Surfing around the reaches of cable TV the other night, we came across an airing of Atlas Shrugged. In the book/movie, Hank Rearden has developed a brand new light-weight high-performance alloy for railroads that threatens to revolutionize the industry. Called “Rearden Metal” (once his career-savvy Marketing guys get a hold of it), Hank is protective of the chemistry and properties of the metal - other than to assert its superiority in the manufacture of train rails.
The burgeoning US rail industry in the late 1800’s was facing Rearden-like conditions. Steel used in rail manufacture was of inconsistent quality – suppliers differed, manufacturing lots differed, and expectations between buyer and seller differed. A take-it-or-leave it attitude prevailed.
Enter Charles Dudley, the father of ASTM, now the American Society for Testing and Materials. Dudley engendered a collaborative process as a means to develop and adopt standards that were acceptable to both producers and users.
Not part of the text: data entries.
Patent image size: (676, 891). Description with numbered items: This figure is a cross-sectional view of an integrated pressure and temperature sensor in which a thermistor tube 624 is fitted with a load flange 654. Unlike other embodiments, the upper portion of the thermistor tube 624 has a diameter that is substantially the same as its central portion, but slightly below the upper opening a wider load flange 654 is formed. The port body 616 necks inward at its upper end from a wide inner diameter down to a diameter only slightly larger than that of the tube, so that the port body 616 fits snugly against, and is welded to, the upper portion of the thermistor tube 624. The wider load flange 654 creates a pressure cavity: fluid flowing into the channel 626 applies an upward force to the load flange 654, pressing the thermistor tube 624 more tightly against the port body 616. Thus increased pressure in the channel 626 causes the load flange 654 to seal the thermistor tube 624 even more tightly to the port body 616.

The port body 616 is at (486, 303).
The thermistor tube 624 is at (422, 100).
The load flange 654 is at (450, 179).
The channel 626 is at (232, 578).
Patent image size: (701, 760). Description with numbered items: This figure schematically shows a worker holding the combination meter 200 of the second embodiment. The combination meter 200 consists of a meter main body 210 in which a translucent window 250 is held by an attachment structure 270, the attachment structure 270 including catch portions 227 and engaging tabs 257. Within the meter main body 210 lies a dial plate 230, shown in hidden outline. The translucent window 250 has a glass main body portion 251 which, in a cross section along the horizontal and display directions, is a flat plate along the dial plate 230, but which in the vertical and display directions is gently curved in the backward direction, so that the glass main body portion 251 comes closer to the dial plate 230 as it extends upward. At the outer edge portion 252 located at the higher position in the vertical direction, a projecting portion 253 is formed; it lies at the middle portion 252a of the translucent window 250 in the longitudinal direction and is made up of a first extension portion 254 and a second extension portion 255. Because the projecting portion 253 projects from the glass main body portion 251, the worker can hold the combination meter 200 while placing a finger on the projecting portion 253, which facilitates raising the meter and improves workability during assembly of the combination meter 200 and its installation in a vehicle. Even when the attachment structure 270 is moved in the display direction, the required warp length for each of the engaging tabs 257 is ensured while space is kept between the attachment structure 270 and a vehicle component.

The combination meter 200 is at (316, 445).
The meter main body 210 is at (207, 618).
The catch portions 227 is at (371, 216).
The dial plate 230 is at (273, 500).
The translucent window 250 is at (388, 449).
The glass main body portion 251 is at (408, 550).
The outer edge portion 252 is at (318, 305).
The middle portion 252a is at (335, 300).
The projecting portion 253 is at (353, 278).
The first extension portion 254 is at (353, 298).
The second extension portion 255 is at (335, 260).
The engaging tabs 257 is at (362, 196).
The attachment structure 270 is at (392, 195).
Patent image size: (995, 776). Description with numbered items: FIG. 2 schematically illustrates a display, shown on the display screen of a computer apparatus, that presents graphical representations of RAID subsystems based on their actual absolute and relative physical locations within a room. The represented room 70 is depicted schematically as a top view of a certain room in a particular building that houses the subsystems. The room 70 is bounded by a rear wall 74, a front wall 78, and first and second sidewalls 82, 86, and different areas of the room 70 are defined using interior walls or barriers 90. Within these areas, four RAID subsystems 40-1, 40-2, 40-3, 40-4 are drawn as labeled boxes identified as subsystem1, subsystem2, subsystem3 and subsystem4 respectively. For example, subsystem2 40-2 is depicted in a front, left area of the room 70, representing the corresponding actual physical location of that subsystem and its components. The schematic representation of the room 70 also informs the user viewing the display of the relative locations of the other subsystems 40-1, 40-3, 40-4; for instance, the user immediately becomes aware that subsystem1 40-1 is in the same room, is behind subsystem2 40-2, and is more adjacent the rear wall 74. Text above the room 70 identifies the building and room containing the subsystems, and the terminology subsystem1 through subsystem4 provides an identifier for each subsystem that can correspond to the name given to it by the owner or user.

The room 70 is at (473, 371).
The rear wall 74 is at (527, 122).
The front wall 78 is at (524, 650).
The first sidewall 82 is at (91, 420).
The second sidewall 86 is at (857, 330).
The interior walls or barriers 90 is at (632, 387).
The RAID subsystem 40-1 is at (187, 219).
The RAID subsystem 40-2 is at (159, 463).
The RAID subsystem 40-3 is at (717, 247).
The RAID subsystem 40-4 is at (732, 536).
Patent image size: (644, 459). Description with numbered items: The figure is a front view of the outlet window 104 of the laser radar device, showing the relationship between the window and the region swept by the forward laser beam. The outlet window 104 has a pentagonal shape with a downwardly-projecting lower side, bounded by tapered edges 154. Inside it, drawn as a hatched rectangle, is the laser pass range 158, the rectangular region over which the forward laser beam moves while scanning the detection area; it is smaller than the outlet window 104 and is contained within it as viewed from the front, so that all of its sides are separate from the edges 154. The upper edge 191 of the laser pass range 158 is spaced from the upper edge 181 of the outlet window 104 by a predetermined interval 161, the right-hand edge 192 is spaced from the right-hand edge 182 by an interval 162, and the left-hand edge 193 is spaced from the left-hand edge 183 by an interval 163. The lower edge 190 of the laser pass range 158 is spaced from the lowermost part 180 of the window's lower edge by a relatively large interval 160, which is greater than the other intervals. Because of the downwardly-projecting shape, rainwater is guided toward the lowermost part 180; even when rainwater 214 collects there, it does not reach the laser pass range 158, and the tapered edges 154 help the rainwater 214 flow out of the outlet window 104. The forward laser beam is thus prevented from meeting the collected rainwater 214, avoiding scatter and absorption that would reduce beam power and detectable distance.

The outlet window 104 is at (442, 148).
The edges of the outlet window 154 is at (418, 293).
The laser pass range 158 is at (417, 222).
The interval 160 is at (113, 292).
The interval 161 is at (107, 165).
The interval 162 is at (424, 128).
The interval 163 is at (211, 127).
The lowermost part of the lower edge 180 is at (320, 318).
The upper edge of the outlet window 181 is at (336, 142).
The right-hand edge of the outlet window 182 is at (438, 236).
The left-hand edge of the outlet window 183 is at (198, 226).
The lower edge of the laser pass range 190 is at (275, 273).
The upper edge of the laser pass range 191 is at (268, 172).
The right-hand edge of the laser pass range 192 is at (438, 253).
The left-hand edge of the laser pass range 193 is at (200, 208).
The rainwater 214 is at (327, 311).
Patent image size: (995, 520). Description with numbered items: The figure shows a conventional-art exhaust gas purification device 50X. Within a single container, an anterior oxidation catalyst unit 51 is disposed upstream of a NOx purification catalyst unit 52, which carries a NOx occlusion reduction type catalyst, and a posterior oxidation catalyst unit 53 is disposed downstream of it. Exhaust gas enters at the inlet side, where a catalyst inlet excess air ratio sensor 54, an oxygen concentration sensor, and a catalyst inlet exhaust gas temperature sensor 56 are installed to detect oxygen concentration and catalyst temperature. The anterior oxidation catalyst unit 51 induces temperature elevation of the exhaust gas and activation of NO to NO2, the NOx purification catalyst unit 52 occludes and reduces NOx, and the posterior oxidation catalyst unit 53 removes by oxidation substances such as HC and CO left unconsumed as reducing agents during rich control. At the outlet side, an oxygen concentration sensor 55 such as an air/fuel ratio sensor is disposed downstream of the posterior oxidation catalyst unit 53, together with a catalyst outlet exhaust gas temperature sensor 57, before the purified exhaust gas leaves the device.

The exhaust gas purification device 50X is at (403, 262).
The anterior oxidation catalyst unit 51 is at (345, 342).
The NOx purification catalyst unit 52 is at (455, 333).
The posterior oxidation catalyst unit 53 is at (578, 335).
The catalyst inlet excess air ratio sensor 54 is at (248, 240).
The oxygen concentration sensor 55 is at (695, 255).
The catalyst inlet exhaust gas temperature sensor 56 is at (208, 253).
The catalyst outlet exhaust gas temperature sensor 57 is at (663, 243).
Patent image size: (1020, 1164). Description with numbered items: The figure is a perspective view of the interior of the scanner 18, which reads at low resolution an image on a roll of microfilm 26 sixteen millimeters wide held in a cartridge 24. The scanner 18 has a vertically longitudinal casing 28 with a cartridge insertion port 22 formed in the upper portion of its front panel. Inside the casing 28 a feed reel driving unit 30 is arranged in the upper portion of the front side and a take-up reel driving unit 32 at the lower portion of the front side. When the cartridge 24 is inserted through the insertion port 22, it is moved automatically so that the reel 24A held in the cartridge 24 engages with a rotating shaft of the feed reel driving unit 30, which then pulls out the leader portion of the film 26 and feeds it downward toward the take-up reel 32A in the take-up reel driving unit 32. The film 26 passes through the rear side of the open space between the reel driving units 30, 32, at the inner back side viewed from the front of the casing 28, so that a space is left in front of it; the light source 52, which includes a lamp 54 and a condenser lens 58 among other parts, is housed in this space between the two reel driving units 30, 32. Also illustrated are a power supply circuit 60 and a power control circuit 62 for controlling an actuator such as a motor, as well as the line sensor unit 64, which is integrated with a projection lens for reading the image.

What began with railroad steel has expanded through the efforts of ASTM, DIN, BSI, JSA, AFNOR and others to thousands of other materials used in countless applications.
ASTM standards describe the composition of alloys, minimum mechanical properties that the materials must exhibit when test bars are evaluated, and standards for how those tests are to be done. Customers know what to expect when designing components and suppliers know what properties must be achieved.